Amy zaśmiała się. Przypomniał mi się pewien incydent, gdy...

Nie teraz na to czas. Niedługo się ściemni, musiałam się pospieszyć.

Popędziłam po Karę. Blizzard nie lubił zbytnio terenów, dlatego spokojna i radosna klacz sprawi się idealnie.

***

Wyjechaliśmy poza bramę. Kara była pobudzona i zadowolona z takiego stanu rzeczy. Na sobie miała liliowy komplet, pożyczony od Hayley - pewnej czternastolatki kochającej tą czarną klacz i bardzo chętną do pomocy.

Agatha podjechała do mnie i zapytała:

- Wiesz, dokąd Alex ma zamiar udać się najpierw?

- Nie - pokręciłam głową, uniosłam brwi i skrzywiłam się.

Muszę mu powiedzieć o Connorze... trochę po to - a tak naprawdę tylko po to - żeby nie nękało mnie już poczucie winy.

- Pożyjemy, zobaczymy - uśmiechnęłam się do niej.

Wyszczerzyła zęby i wstrzymała trochę konia, by móc zbliżyć się do Petera i z nim pogadać. Ja ścisnęłam Karę łydkami, by dogonić Ametysta. Już po chwili byłam obok.

- Gdzie jedziemy najpierw? - zapytałam, z lekka spięta. Spojrzał na mnie z ukosa.

- Do największego lasu w okolicy... wydaje mi się, że jest duże prawdopodobieństwo, iż Hunter uciekł właśnie tam. - przerwał, po czym kontynuował: - Jesteś jakaś spięta. Coś się stało?

- Nie, tylko muszę ci coś powiedzieć, bo...

Jak zwykle w takich momentach ktoś musi przerwać. Albo coś. Z lasu obok wybiegły dwie sarny, płosząc konie i wprowadzając zamęt.

- Coś musiało je wystraszyć! - krzyknęłam do reszty jeźdźców.

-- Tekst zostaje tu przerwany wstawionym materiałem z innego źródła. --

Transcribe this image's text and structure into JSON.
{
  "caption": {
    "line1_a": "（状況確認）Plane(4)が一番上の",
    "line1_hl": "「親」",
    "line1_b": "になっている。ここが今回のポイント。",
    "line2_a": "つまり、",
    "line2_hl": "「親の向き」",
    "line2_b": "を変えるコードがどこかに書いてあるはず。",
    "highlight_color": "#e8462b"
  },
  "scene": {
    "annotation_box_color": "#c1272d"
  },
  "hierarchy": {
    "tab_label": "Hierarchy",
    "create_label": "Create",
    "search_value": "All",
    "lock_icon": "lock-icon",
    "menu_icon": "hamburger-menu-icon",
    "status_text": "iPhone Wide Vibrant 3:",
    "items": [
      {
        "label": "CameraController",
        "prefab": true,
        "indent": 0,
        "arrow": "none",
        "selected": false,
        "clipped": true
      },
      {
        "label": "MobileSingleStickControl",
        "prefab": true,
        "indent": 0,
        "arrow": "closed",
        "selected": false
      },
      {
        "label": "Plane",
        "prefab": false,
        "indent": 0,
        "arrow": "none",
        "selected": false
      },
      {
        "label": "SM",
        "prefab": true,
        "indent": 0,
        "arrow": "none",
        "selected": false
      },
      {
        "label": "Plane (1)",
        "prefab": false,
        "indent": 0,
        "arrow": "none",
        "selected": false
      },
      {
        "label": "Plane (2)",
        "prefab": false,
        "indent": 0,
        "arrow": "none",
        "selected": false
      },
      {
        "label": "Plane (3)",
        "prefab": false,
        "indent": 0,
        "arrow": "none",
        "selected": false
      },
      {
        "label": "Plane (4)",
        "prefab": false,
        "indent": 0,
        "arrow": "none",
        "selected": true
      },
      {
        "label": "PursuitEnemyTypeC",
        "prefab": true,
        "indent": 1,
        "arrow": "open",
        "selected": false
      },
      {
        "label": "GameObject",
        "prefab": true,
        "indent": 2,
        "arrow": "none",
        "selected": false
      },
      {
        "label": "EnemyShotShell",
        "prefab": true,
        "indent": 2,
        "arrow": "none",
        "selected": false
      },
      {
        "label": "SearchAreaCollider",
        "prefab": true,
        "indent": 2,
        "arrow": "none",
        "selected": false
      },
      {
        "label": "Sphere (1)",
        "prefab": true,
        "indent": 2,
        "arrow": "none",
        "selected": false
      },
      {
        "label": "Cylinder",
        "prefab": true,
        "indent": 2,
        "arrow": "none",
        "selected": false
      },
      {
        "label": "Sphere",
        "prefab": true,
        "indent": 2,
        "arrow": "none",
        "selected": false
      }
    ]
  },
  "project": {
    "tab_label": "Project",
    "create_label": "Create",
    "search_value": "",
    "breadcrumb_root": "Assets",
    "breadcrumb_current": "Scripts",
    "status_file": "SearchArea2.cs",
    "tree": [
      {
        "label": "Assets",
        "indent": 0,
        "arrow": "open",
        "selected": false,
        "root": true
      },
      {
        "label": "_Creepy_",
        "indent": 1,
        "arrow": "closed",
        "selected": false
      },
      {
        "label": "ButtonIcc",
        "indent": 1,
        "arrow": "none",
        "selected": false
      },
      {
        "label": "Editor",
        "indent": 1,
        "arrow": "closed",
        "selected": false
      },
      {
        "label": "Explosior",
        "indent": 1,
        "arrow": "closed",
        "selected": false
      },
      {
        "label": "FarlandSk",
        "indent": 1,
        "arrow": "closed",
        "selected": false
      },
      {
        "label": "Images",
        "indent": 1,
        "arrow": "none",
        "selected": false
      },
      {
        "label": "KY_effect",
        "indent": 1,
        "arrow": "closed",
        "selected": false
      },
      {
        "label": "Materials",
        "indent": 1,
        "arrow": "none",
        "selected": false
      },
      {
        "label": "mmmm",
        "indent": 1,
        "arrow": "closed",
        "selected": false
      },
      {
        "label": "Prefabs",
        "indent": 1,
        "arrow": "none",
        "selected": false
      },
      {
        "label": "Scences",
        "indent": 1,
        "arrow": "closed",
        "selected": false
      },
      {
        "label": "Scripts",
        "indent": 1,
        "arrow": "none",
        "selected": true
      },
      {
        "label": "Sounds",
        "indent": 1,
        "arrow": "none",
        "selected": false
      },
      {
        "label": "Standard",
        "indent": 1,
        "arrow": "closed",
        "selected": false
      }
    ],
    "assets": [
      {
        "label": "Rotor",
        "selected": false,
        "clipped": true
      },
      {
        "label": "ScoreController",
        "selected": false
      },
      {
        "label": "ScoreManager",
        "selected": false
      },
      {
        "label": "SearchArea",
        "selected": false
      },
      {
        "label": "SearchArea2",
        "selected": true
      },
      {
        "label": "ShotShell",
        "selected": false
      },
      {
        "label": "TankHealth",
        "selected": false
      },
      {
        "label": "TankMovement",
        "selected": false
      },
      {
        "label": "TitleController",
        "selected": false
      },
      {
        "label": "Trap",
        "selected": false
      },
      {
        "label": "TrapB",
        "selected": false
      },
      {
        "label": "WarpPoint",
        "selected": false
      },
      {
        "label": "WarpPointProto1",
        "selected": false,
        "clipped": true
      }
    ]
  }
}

Po chwili w ślad za sarnami wybiegł wielki, potężny, dziki pies. Z pyska leciała mu ślina, oczy miał przekrwione i przepełnione furią. Jego czarno-szara sierść była tu i uwdzie brudna od błota i podrapana do krwi, zapewne jakimiś kolczatymi krzakami.

Tuż przed nami brytan zatrzymał się i skierował wściekłe spojrzenie prosto na konie...

A po chwili rzucił się w naszą stronę.